At the same time, I don't think it needs to be even that fancy. Even if it's not a stable branch that gets shared between different developers, it would be good to just have people do a "let's try this" throw-away branch to use the kunit functionality and verify that "yeah, this is fairly convenient for ext4".
It doesn't have to be merged in that form, but just confirmation that the infrastructure is helpful before it gets merged would be good.
I thought we already had done this satisfactorily.
Adding a couple more tests will only help in the long run. The idea is to see can this help
We have one proof-of-concept test in the branch in the kselftest repo (proc sysctl test) that went out in the pull request, and we also had some other tests that were not in the pull request (there is the ext4 timestamp stuff mentioned above, and we also had one against the list data structure), which we were planning on sending out for review once Shuah's pull request was accepted. I know the apparmor people also wrote some tests that they said were useful; however, I have not coordinated with them on upstreaming their tests. I know of some other people who are using it, but I don't think the tests are as far along for upstreaming.
Maybe that is a good start. To get the tests that are already in use and get them in shape for upstream.
The point is: I thought we had plenty of signal that KUnit would be useful to have merged into the mainline kernel. I thought the only reason it was rejected for 5.4 was due to the directory name issue combined with bad timing.
That is probably the initial thought. However, it makes perfect sense to add a couple of tests in. We have a few weeks anyway and it gives us more confidence on kunit.
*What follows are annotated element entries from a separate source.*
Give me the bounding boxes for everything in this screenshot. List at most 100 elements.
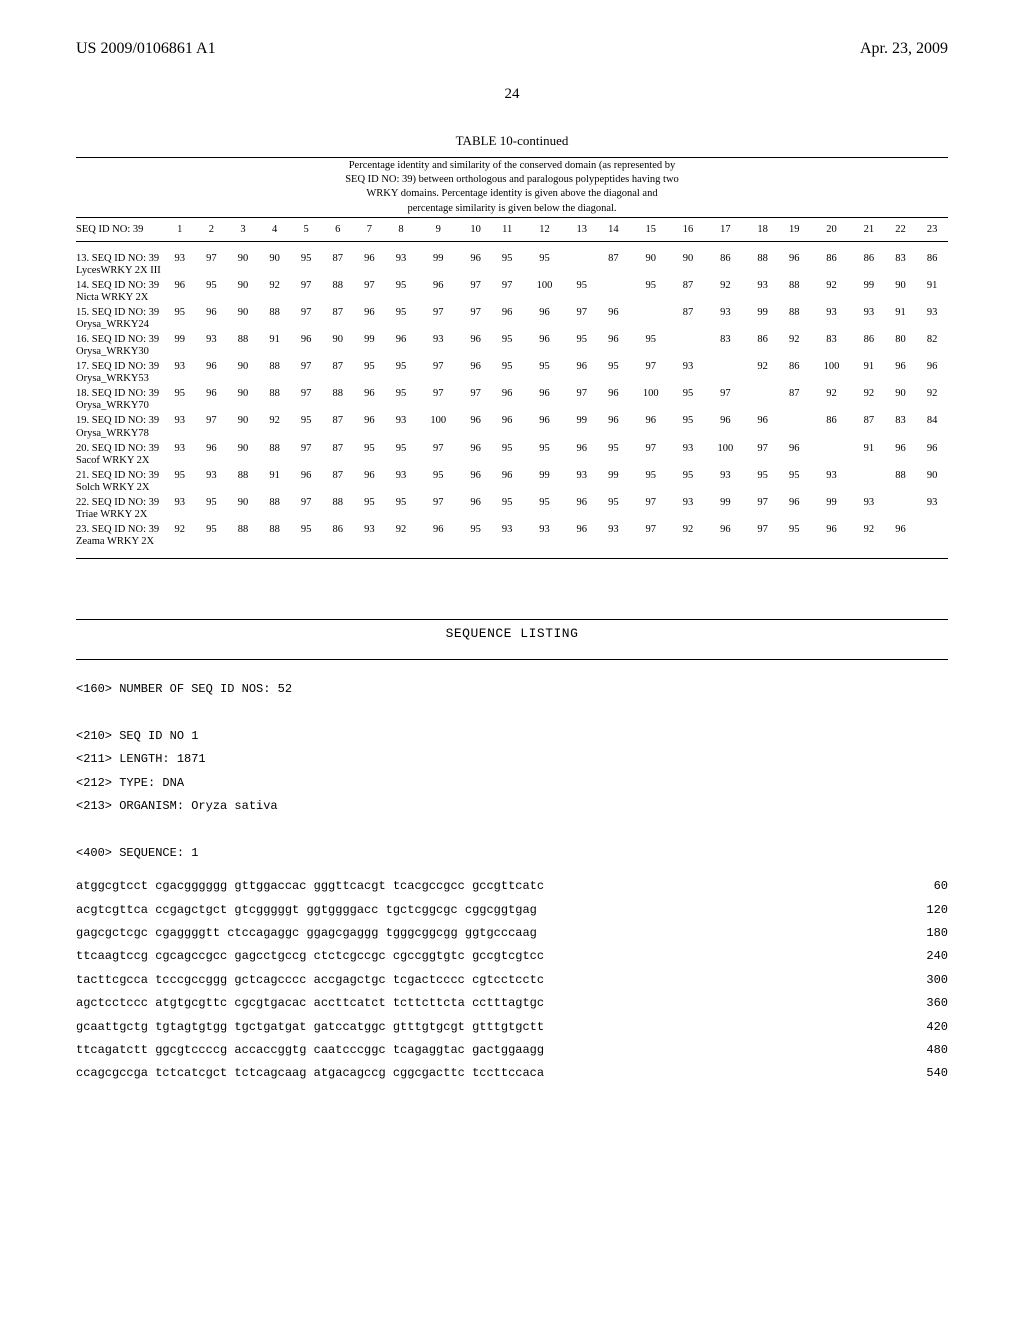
- cell-value: 95: [598, 441, 630, 468]
- sequence-row: atggcgtcct cgacgggggg gttggaccac gggttca…: [76, 875, 948, 898]
- sequence-meta: <160> NUMBER OF SEQ ID NOS: 52 <210> SEQ…: [76, 678, 948, 865]
- column-header: 10: [460, 217, 492, 241]
- cell-value: 83: [704, 332, 747, 359]
- cell-value: 90: [227, 305, 259, 332]
- sequence-position: 360: [888, 992, 948, 1015]
- cell-value: 95: [523, 495, 566, 522]
- cell-value: 96: [566, 359, 598, 386]
- cell-value: 96: [778, 251, 810, 278]
- cell-value: 96: [417, 522, 460, 549]
- cell-value: 97: [629, 359, 672, 386]
- cell-value: 86: [747, 332, 779, 359]
- cell-value: 93: [672, 359, 704, 386]
- table-caption: Percentage identity and similarity of th…: [76, 158, 948, 218]
- cell-value: 97: [566, 386, 598, 413]
- cell-value: 90: [227, 251, 259, 278]
- cell-value: 93: [810, 468, 853, 495]
- cell-value: 92: [164, 522, 196, 549]
- cell-value: 99: [417, 251, 460, 278]
- table-row: 18. SEQ ID NO: 39 Orysa_WRKY709596908897…: [76, 386, 948, 413]
- cell-value: 90: [227, 359, 259, 386]
- column-header: 3: [227, 217, 259, 241]
- cell-value: 95: [778, 522, 810, 549]
- column-header: 12: [523, 217, 566, 241]
- cell-value: 96: [164, 278, 196, 305]
- cell-value: 97: [196, 251, 228, 278]
- cell-value: [853, 468, 885, 495]
- cell-value: [916, 522, 948, 549]
- cell-value: 95: [523, 359, 566, 386]
- column-header: 2: [196, 217, 228, 241]
- cell-value: 88: [778, 278, 810, 305]
- cell-value: 86: [810, 413, 853, 440]
- cell-value: 95: [747, 468, 779, 495]
- cell-value: 93: [164, 251, 196, 278]
- row-label: 18. SEQ ID NO: 39 Orysa_WRKY70: [76, 386, 164, 413]
- cell-value: 97: [747, 495, 779, 522]
- cell-value: 83: [885, 251, 917, 278]
- cell-value: 97: [290, 305, 322, 332]
- cell-value: 95: [417, 468, 460, 495]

I already have a branch that is in linux-next and it just has kunit in it and I will rebase it to 5.4-rc1.
https://git.kernel.org/pub/scm/linux/kernel/git/shuah/linux-kselftest.git/lo...
Let's use that for kunit work for 5.5. I won't add any kselftest patches to it and keep it dedicated for kunit work. When tests are ready for upstream, I can keep adding them to this branch.